Frühtraumatisierung durch die Trennung von den leiblichen Eltern
Alle Adoptiv- und Pflegekinder, die bei keinem leiblichen Elternteil aufwachsen, haben eine Gemeinsamkeit: Sie sind zwar im Bauch ihrer leiblichen Mutter aufgewachsen, leben aber heute aus verschiedenen Gründen nicht mehr bei ihren leiblichen Eltern.
Scheidungskinder verbleiben in der Regel bei dem Elternteil, zu dem sie die tiefere Beziehung haben. Ein Adoptiv- oder Pflegekind aber, das nicht bei einem leiblichen Elternteil aufwächst, wurde zu einem bestimmten Zeitpunkt aus allem herausgerissen, was ihm, aus Sicht des Kindes, Vertrautes, Sicherheit und die Lebensgrundlage bot.
Die Trennung von der leiblichen Mutter vor dem siebten oder – schlimmer noch – vor dem dritten Lebensjahr – kann man sich, aus Sicht des Kindes betrachtet, gar nicht dramatisch genug vorstellen. Für das Kind ist es zunächst wie ein Todesurteil, das es “ohne Macht” – ohnmächtig – entgegennehmen muss.
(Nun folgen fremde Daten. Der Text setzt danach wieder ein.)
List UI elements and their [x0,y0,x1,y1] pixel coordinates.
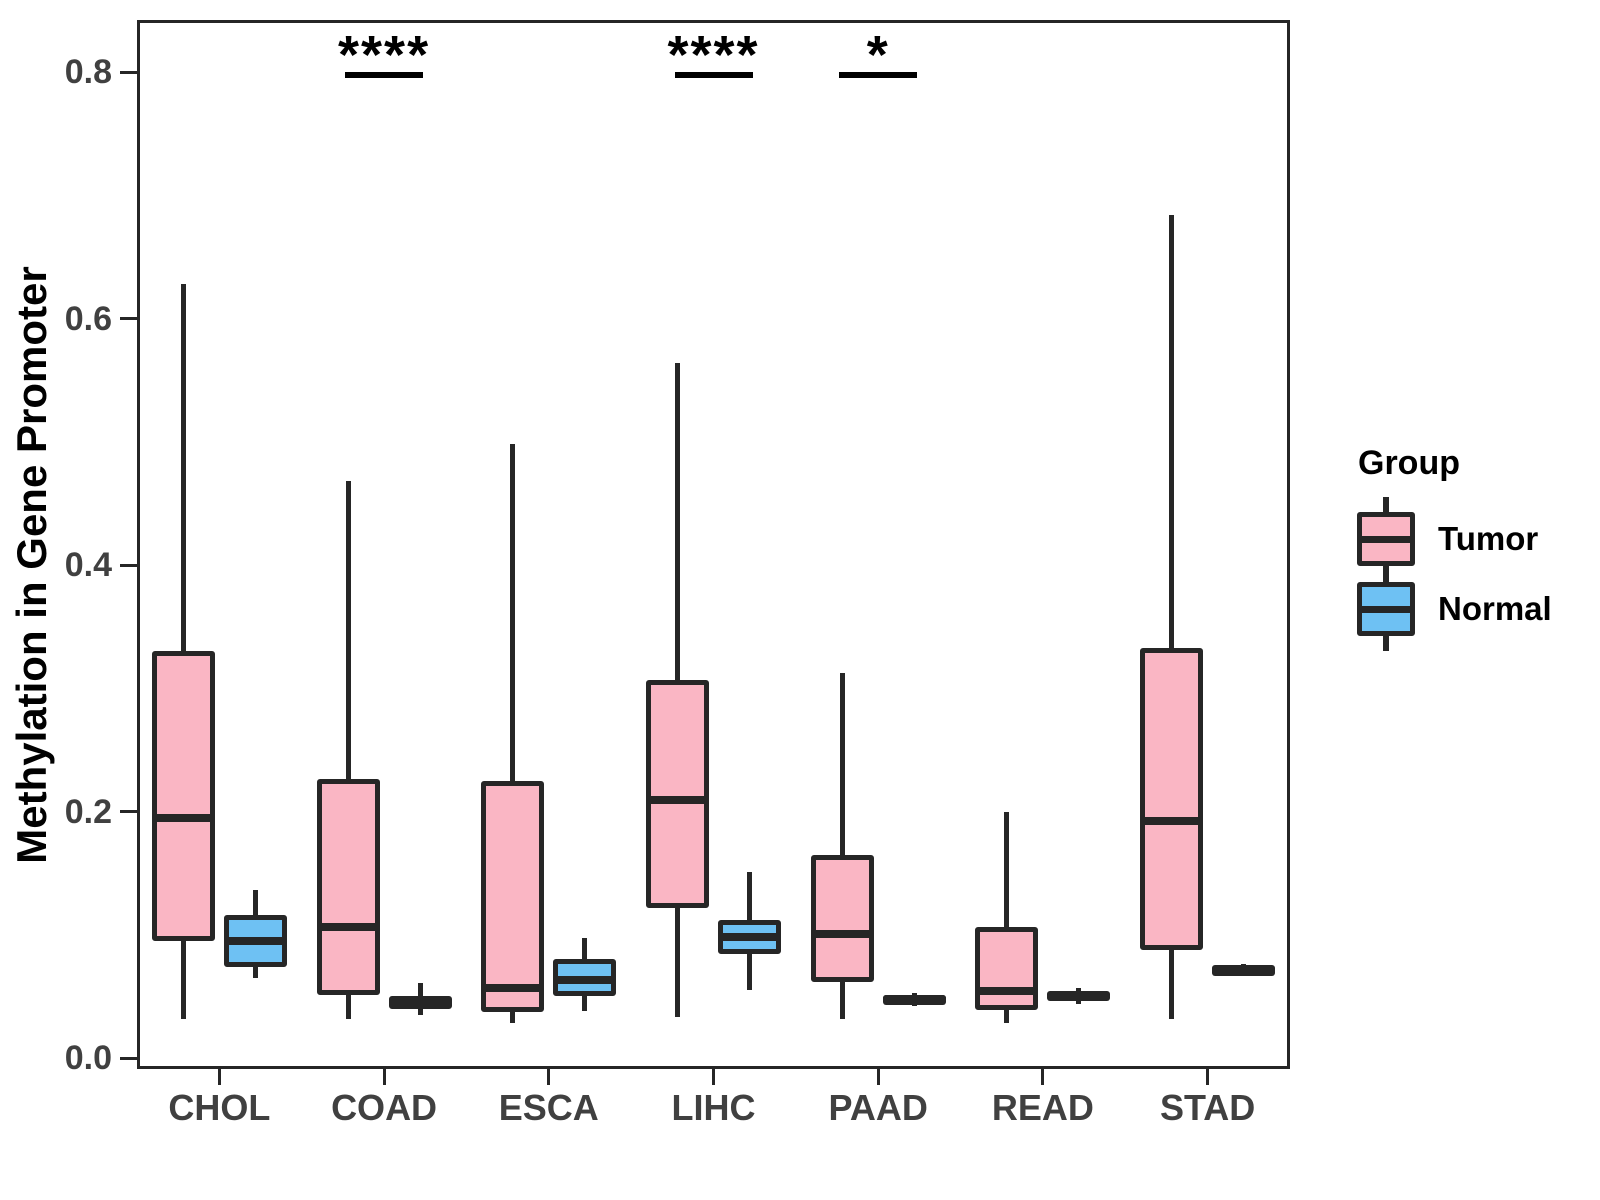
legend-entry-normal: Normal [1356,567,1600,651]
median-stad-tumor [1140,817,1204,826]
whisker-upper-read-normal [1076,987,1082,992]
whisker-lower-chol-tumor [180,940,186,1019]
y-tick-mark [120,70,137,74]
whisker-lower-read-normal [1076,1001,1082,1004]
whisker-upper-esca-tumor [510,444,516,781]
box-esca-tumor [481,780,545,1013]
whisker-upper-stad-tumor [1169,214,1175,648]
whisker-upper-esca-normal [582,938,588,960]
y-tick-mark [120,1056,137,1060]
whisker-upper-lihc-normal [747,871,752,920]
y-tick-mark [120,563,137,567]
x-tick-mark [876,1069,880,1085]
y-tick-label: 0.4 [64,546,112,584]
x-tick-mark [382,1069,386,1085]
whisker-lower-stad-tumor [1169,949,1175,1019]
whisker-upper-coad-tumor [345,481,351,780]
box-chol-tumor [151,651,215,941]
whisker-upper-chol-normal [252,890,258,916]
x-tick-mark [217,1069,221,1085]
x-tick-label-chol: CHOL [168,1087,271,1128]
legend-title: Group [1358,444,1460,482]
whisker-lower-coad-normal [417,1008,423,1015]
y-tick-label: 0.0 [64,1039,112,1077]
legend-entry-tumor: Tumor [1356,497,1600,581]
box-stad-tumor [1140,647,1204,950]
significance-stars-coad: **** [338,25,431,85]
legend: Group Tumor Normal [1356,444,1600,651]
x-tick-label-lihc: LIHC [671,1087,756,1128]
x-tick-label-stad: STAD [1159,1087,1256,1128]
box-paad-tumor [810,854,874,982]
glyph-median [1357,536,1415,543]
box-coad-tumor [316,779,380,996]
x-tick-label-read: READ [991,1087,1094,1128]
x-tick-mark [547,1069,551,1085]
median-lihc-tumor [646,796,709,805]
whisker-upper-read-tumor [1004,811,1010,928]
whisker-lower-lihc-normal [747,954,752,991]
plot-panel-border [137,20,1290,1069]
median-chol-tumor [151,813,215,822]
whisker-upper-coad-normal [417,982,423,997]
whisker-lower-paad-tumor [839,981,845,1019]
median-chol-normal [223,936,287,945]
significance-bar-paad [839,72,918,78]
x-tick-label-coad: COAD [331,1087,438,1128]
median-paad-tumor [810,929,874,938]
whisker-upper-lihc-tumor [675,362,680,680]
significance-stars-paad: * [866,25,890,85]
median-coad-normal [388,998,452,1007]
y-tick-label: 0.8 [64,53,112,91]
x-tick-mark [1206,1069,1210,1085]
significance-bar-coad [345,72,424,78]
whisker-lower-coad-tumor [345,995,351,1019]
whisker-lower-lihc-tumor [675,907,680,1018]
x-tick-label-paad: PAAD [828,1087,928,1128]
legend-label-normal: Normal [1438,590,1552,627]
tumor-boxplot-glyph-icon [1356,497,1416,581]
whisker-lower-esca-tumor [510,1012,516,1024]
normal-boxplot-glyph-icon [1356,567,1416,651]
y-tick-label: 0.6 [64,299,112,338]
x-tick-mark [712,1069,715,1085]
x-tick-mark [1041,1069,1045,1085]
significance-bar-lihc [674,72,753,78]
legend-label-tumor: Tumor [1438,520,1539,557]
whisker-lower-esca-normal [582,996,588,1012]
whisker-lower-read-tumor [1004,1009,1010,1024]
box-read-tumor [975,927,1039,1010]
y-tick-mark [120,317,137,320]
median-stad-normal [1212,964,1276,973]
median-read-normal [1047,992,1111,1001]
glyph-median [1357,606,1415,613]
y-tick-label: 0.2 [64,792,112,831]
median-paad-normal [882,994,946,1003]
whisker-upper-paad-normal [911,992,917,996]
x-tick-label-esca: ESCA [498,1087,599,1128]
median-esca-tumor [481,983,545,992]
median-lihc-normal [718,933,781,942]
median-coad-tumor [316,923,380,932]
y-tick-mark [120,810,137,813]
box-lihc-tumor [646,679,709,908]
median-read-tumor [975,987,1039,996]
median-esca-normal [553,976,617,985]
whisker-upper-paad-tumor [839,673,845,855]
whisker-lower-chol-normal [252,966,258,978]
significance-stars-lihc: **** [667,25,760,85]
whisker-upper-chol-tumor [180,283,186,652]
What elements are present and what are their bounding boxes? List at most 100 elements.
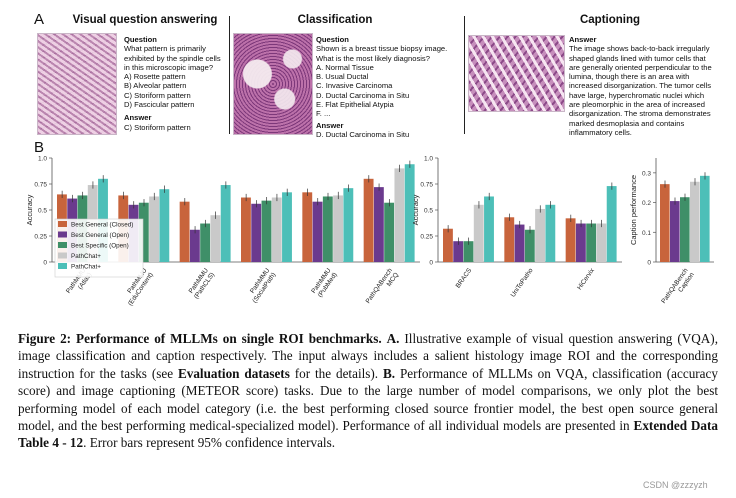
- classification-question: Shown is a breast tissue biopsy image. Wh…: [316, 44, 466, 63]
- classification-answer: D. Ductal Carcinoma in Situ: [316, 129, 410, 139]
- y-tick-label: 0.1: [642, 230, 651, 237]
- bar: [463, 241, 474, 262]
- classification-option: D. Ductal Carcinoma in Situ: [316, 90, 410, 100]
- vqa-option: A) Rosette pattern: [124, 72, 186, 82]
- y-tick-label: 0: [43, 260, 47, 267]
- y-tick-label: 1.0: [424, 156, 433, 163]
- captioning-answer: The image shows back-to-back irregularly…: [569, 44, 731, 137]
- bar: [586, 223, 597, 262]
- category-label: PathQABenchMCQ: [365, 267, 401, 309]
- classification-title: Classification: [297, 14, 373, 26]
- category-label-line: HiCervix: [576, 267, 596, 292]
- y-tick-label: 0.75: [420, 182, 433, 189]
- caption-a-label: A.: [386, 331, 400, 346]
- bar: [179, 201, 190, 262]
- y-tick-label: 0: [647, 260, 651, 267]
- y-axis-label: Accuracy: [25, 194, 34, 225]
- bar: [660, 184, 670, 262]
- vqa-question-line: exhibited by the spindle cells: [124, 53, 221, 63]
- separator-2: [464, 16, 465, 134]
- y-tick-label: 0.3: [642, 170, 651, 177]
- legend-swatch: [58, 231, 67, 238]
- bar: [322, 196, 333, 262]
- captioning-answer-line: increased disorganization. The tumor cel…: [569, 81, 712, 91]
- legend-box: [54, 218, 144, 278]
- category-label-line: BRACS: [455, 267, 474, 290]
- bar: [302, 192, 313, 262]
- category-label: PathQABenchCaption: [660, 267, 696, 309]
- captioning-answer-line: are pleomorphic in the area of increased: [569, 100, 705, 110]
- classification-option: F. ...: [316, 109, 331, 119]
- bar: [251, 203, 262, 262]
- bar: [670, 201, 680, 262]
- panel-b-letter: B: [34, 139, 45, 156]
- vqa-text: Question What pattern is primarily exhibi…: [124, 35, 236, 132]
- vqa-title: Visual question answering: [72, 14, 218, 26]
- vqa-answer: C) Storiform pattern: [124, 122, 191, 132]
- bar: [271, 197, 282, 262]
- legend-label: PathChat+: [71, 253, 101, 260]
- bar: [443, 228, 453, 262]
- caption-eval-ref: Evaluation datasets: [177, 365, 290, 381]
- captioning-answer-line: marked desmoplasia and contains: [569, 118, 685, 128]
- category-label: HiCervix: [576, 267, 596, 292]
- y-axis-label: Caption performance: [629, 175, 638, 245]
- classification-question-line: What is the most likely diagnosis?: [316, 53, 430, 63]
- bar: [343, 188, 354, 262]
- classification-answer-heading: Answer: [316, 120, 344, 130]
- classification-question-line: Shown is a breast tissue biopsy image.: [316, 44, 448, 54]
- captioning-answer-line: shaped glands lined with tumor cells tha…: [569, 53, 706, 63]
- legend-label: Best General (Closed): [71, 222, 133, 229]
- legend-swatch: [58, 221, 67, 227]
- bar: [473, 204, 484, 262]
- captioning-answer-heading: Answer: [569, 35, 597, 44]
- category-label: PathMMU(PubMed): [310, 267, 339, 299]
- legend-label: Best General (Open): [71, 232, 129, 239]
- captioning-answer-line: disorganization. The stroma demonstrates: [569, 109, 711, 119]
- legend-swatch: [58, 263, 67, 269]
- caption-extended-ref[interactable]: Extended Data Table 4 - 12: [18, 418, 719, 451]
- caption-b-text: Performance of MLLMs on VQA, classificat…: [18, 365, 718, 434]
- captioning-answer-line: The image shows back-to-back irregularly: [569, 44, 710, 54]
- vqa-option: C) Storiform pattern: [124, 90, 191, 100]
- caption-tail: . Error bars represent 95% confidence in…: [83, 435, 336, 451]
- y-tick-label: 0.25: [34, 234, 47, 241]
- captioning-answer-line: have large, hyperchromatic nuclei which: [569, 90, 705, 100]
- caption-b-label: B.: [382, 365, 396, 381]
- bar: [394, 168, 405, 262]
- classification-options: A. Normal Tissue B. Usual Ductal C. Invasi…: [316, 63, 466, 119]
- bar: [680, 197, 690, 262]
- captioning-answer-line: inflammatory cells.: [569, 127, 632, 137]
- panel-a-letter: A: [34, 11, 45, 28]
- bar: [700, 175, 710, 262]
- legend-swatch: [58, 242, 67, 248]
- figure-caption: Figure 2: Performance of MLLMs on single…: [18, 330, 718, 452]
- bar: [404, 164, 415, 262]
- classification-option: E. Flat Epithelial Atypia: [316, 100, 394, 110]
- y-tick-label: 0.2: [642, 200, 651, 207]
- bar: [210, 215, 221, 262]
- bar: [606, 186, 617, 262]
- separator-1: [229, 16, 230, 134]
- classification-option: B. Usual Ductal: [316, 72, 369, 82]
- caption-a-tail: for the details).: [289, 365, 383, 381]
- y-axis-label: Accuracy: [411, 194, 420, 225]
- category-label: BRACS: [455, 267, 474, 290]
- bar: [312, 201, 323, 262]
- bar: [333, 195, 343, 262]
- bar: [565, 218, 576, 262]
- vqa-histology-image: [37, 33, 117, 135]
- caption-lead: Figure 2: Performance of MLLMs on single…: [18, 331, 382, 346]
- classification-histology-image: [233, 33, 313, 135]
- y-tick-label: 0.75: [34, 182, 47, 189]
- bar: [690, 181, 700, 262]
- category-label: PathMMU(PathCLS): [187, 267, 216, 300]
- bar: [159, 189, 170, 262]
- captioning-text: Answer The image shows back-to-back irre…: [569, 35, 731, 137]
- bar: [524, 229, 535, 262]
- y-tick-label: 0.25: [420, 234, 433, 241]
- bar: [189, 229, 200, 262]
- captioning-answer-line: are generally oriented perpendicular to …: [569, 62, 712, 72]
- captioning-answer-line: lumina, though there is an area with: [569, 72, 690, 82]
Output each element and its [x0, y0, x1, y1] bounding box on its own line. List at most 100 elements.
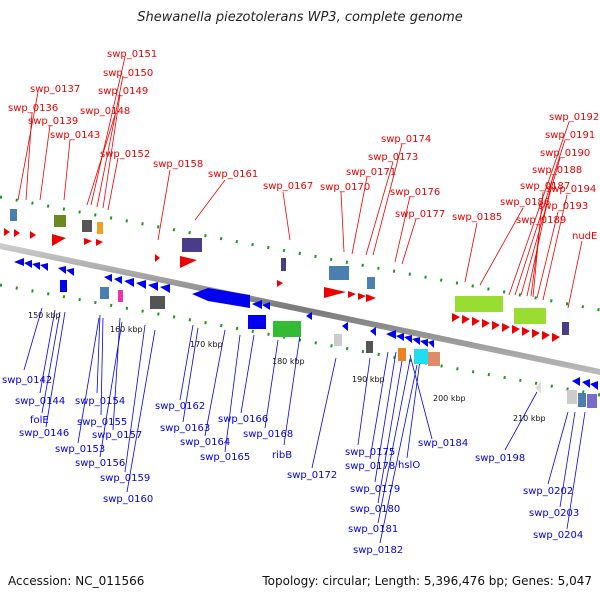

Ich möchte aber betonen, dass dies nicht zum Anlass genommen werden soll, gefährdete Kinder möglichst lange in der Ursprungsfamilie zu belassen, denn aus Sicht der Erwachsenen ist eine Herausnahme stets gut überlegt worden und geschieht selten unbegründet.
Die Traumatisierung durch die Trennung kann man bei einer Herausnahme nicht verhindern – das viel zu lange Leiden von gefährdeten Kindern in den Ursprungsfamilien aber wäre vermeidbar.